In a similar situation in Bentzler v. Braun, supra, page 374, we stated:

"However, we deem the erroneous inclusion of the instruction on management and control not to have been prejudicial because we do not believe it probable that it affected the jury's comparison of negligence."

We are satisfied that, even excluding what appears to be an erroneous instruction, the jury properly could find 80 percent of the negligence attributable to Brinkman and 20 percent to the Transport Corporation.

Did the trial court's failure to find Brinkman negligent as a matter of law constitute prejudicial error

A fair perusal of the record leaves no doubt that Brinkman ran the red light and was negligent as a matter of law. The trial court in its memorandum opinion defended its refusal to make such finding. The explanation offered therein has much to recommend it. The trial judge took the position that there is the possibility that a finding of negligence on a particular item as a matter of law might wield a disproportionate influence upon the jury's finding, particularly in the area of comparison of negligence. While we recognize this possibility, this court on several occasions has concluded that, in the proper case where the negligence is undisputed, such a finding should be made. We said in Field v. Vinograd (1960), 10 Wis. 2d 500, 509, 103 N. W. 2d 671:

*509 "It may be that in comparing the negligence in such a case a jury will give great weight to the finding by the court and the problem is inherent in a situation where the court is compelled to make such a finding. But it can and should be met by instructions making it clear that no greater weight should be given such a finding than should be given to a finding made by the jury."

In Niedbalski v. Cuchna (1961), 13 Wis. 2d 308, 314, 108 N.W.2d 576, when the same point was made, this court stated:

"We decline, however, to adopt a rule based on a premise that a jury attributes disproportionate importance to negligence found by the judge in all, or a substantial number of the cases in which findings are made as a matter of law."

This court has consistently taken the position that, when coupled with proper instructions, it is not error to find negligence as a matter of law. In addition it is our opinion, unless some unsual circumstances militate against it, that a trial judge should make findings as a matter of law whenever such findings would clearly be uncontroverted by the evidence.

We are satisfied from a review of the record that the trial judge had the obligation in this case to find Brinkman negligent as a matter of law. However, we find that the error in that respect was not prejudicial. As the learned trial judge correctly pointed out, the error was cured by the jury's verdict finding negligence.

In Zeitlow v. Western Casualty & Surety Co. (1962), 17 Wis. 2d 172, 176, 115 N.W.2d 758, we said that even though it were held that the trial court erred in the failure to make a finding of negligence as a matter of law:

"... the error would be harmless, for the jury answered the question as appellants wished the court to answer it.
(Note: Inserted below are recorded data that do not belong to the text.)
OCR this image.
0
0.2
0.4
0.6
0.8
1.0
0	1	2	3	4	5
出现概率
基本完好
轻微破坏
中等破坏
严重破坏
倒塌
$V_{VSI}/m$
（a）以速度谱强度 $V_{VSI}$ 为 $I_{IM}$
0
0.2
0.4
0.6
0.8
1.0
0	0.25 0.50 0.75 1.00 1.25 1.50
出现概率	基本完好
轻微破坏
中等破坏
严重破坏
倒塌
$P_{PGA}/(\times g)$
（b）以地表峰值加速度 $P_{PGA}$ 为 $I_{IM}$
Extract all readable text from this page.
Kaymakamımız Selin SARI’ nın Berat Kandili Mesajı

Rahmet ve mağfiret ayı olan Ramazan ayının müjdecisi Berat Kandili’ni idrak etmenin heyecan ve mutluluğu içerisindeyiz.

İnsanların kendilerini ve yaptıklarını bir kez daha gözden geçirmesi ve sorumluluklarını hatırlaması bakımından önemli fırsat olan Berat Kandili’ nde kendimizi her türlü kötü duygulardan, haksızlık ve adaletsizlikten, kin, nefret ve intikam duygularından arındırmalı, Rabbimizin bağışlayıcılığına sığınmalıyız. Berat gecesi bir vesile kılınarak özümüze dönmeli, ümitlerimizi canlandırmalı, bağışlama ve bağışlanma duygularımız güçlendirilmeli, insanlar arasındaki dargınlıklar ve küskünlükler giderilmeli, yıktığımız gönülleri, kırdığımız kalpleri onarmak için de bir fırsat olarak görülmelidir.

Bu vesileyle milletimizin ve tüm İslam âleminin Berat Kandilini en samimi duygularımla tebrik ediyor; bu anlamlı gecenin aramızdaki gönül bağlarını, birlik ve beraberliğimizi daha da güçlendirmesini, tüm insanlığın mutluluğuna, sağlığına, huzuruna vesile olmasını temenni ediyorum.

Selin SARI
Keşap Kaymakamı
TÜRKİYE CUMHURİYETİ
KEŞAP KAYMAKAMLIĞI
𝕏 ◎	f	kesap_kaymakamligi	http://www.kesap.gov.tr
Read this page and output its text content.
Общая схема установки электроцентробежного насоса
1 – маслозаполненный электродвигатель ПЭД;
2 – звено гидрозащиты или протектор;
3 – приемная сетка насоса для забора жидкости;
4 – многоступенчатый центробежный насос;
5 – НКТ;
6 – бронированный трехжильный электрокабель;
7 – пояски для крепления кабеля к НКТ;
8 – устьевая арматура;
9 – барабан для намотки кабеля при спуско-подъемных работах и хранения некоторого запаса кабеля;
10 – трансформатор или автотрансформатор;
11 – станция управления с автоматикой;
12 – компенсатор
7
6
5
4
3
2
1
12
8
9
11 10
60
And if the court had answered as appellants requested, the jury would still have to make the comparison of causal negligence between the parties."

*510 The same statement was quoted with approval in Moritz v. Allied American Mut. Fire Ins. Co. (1965), 27 Wis. 2d 13, 18, 133 N.W.2d 235.

As stated above, Brinkman was found 80 percent negligent. Under these circumstances we see no prejudice in the verdict as a result of the judge's failure to find that Brinkman was negligent as a matter of law.

By the Court. Judgment affirmed.

NOTES

[*] Motion for rehearing denied, with costs, on September 9, 1968.